What will be ‘business as usual’ after Covid-19 pandemic is over?

Gordon Adie, managing director at Arrowdawn

The world of work may never be the same again after these unprecedented times.

The Covid-19 pandemic has, for the moment, changed the way that millions of us perform our everyday roles. The question, I guess, is: have we permanently reshaped the working landscape?

Specifically, the lockdown has seen businesses around the world embrace home working on a mass scale; a once unimaginable triumph for networking technology.

It was a sudden transition for many organisations as they adjusted their operations to keep their personnel safe and minimise spread of the virus, while supporting their business continuity goals as best they could.

In recent weeks, as a specialist network solutions provider, we’ve helped customers transition to what is a ‘new normal’ for most enterprises. Having said that, the principles behind it are very familiar to us at Arrowdawn.

One of the core elements of our customer offering is the provision of remote support whenever it’s required. In fact, the nature of our business and how we deliver support means our people seldom spend more than a few hours on customer sites at any given time.

We’ve always embraced the Smart Hands approach, collaborating with customers to achieve ‘zero touch’ system deployments where possible. Modern technology fully enables such an approach – one that also has a carbon offset benefit.
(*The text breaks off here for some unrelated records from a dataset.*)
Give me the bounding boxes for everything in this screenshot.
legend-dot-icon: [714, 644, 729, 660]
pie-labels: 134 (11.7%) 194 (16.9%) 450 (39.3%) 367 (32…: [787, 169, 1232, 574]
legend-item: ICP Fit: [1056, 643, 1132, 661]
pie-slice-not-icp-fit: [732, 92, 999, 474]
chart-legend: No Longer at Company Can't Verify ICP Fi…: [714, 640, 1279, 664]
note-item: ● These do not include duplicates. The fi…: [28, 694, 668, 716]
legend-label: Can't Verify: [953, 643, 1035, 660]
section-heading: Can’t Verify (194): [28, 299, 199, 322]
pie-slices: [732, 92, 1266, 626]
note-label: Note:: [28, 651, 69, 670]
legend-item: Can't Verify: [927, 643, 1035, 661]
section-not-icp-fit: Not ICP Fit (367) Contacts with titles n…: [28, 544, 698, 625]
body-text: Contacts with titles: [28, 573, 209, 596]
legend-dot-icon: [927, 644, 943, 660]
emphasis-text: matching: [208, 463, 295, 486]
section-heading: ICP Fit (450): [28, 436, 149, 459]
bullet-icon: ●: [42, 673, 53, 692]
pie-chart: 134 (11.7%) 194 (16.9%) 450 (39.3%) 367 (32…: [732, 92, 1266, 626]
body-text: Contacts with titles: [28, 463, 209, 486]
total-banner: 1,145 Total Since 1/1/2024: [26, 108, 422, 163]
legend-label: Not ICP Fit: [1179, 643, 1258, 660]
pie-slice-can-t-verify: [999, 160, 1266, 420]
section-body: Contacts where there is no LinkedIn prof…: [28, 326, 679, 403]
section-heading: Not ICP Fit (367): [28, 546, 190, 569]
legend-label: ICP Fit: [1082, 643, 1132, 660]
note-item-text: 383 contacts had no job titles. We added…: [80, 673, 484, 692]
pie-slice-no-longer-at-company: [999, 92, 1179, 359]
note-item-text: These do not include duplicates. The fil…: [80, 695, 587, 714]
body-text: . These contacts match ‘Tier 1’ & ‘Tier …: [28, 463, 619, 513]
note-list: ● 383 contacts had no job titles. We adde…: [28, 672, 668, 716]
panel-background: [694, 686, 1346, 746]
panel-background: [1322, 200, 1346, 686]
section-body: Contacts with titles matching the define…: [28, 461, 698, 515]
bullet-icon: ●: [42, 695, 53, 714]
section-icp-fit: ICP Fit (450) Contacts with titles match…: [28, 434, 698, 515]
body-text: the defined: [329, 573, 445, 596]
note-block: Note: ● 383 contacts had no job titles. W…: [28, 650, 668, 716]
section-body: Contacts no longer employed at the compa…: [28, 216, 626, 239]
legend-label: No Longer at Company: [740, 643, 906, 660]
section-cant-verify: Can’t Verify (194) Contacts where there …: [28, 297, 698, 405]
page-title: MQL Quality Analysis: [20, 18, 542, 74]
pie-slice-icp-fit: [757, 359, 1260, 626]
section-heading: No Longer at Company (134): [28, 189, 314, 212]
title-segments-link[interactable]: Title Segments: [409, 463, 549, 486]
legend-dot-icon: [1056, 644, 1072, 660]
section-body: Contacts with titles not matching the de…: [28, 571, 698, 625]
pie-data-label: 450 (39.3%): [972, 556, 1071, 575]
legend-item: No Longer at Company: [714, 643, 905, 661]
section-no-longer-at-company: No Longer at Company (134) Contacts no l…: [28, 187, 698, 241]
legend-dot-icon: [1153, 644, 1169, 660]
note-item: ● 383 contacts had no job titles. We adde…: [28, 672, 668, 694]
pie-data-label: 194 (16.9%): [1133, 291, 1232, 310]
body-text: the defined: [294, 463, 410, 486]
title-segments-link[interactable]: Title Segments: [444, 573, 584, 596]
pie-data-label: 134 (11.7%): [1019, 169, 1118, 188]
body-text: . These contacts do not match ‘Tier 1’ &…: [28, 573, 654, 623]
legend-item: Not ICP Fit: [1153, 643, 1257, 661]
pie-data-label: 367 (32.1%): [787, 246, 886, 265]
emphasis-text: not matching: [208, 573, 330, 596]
By way of example, a project to configure three separate networks – corporate, contractor and guest – at 16 sites around the world was completed without an Arrowdawn network engineer leaving the office – it was all handled remotely. The benefit to the client is the reduced reliance on expensive on-premise resources. Our model also allows multiple network projects to be carried out by an experienced network engineer, rather than the client utilising a member of staff that may also have to focus on the wider network and communications strategy. To use an analogy, it’s the client’s train but we drive it to ensure everything is running as it should be through monitoring and maintenance support.

The events of recent weeks have served to demonstrate that remote working – even when embraced at short notice – can be made to work well, with the right network support. As a business that’s based significantly on remote service methodologies, we’ve been able to accommodate a surge in demand for our services without any major changes to our operations. It raises an interesting point: do we physically need to be in the ‘same room’ to work effectively together?

More than 50 clients at 300 sites across 25 countries have been able to call on our network, security, maintenance, VoIP services and expertise as and when required. It’s a plug-in-and-play solution that utilises the power of technological advances. It’s a smart way to operate in terms of cost, time and resource.

There are, of course, far more significant implications associated with the pandemic and the focus of all of us should be on staying home, protecting our health services and safeguarding lives.

However, from a strategic business perspective – and looking to the longer term – I believe we could be on the threshold of radical, and permanent, change in how we do our work.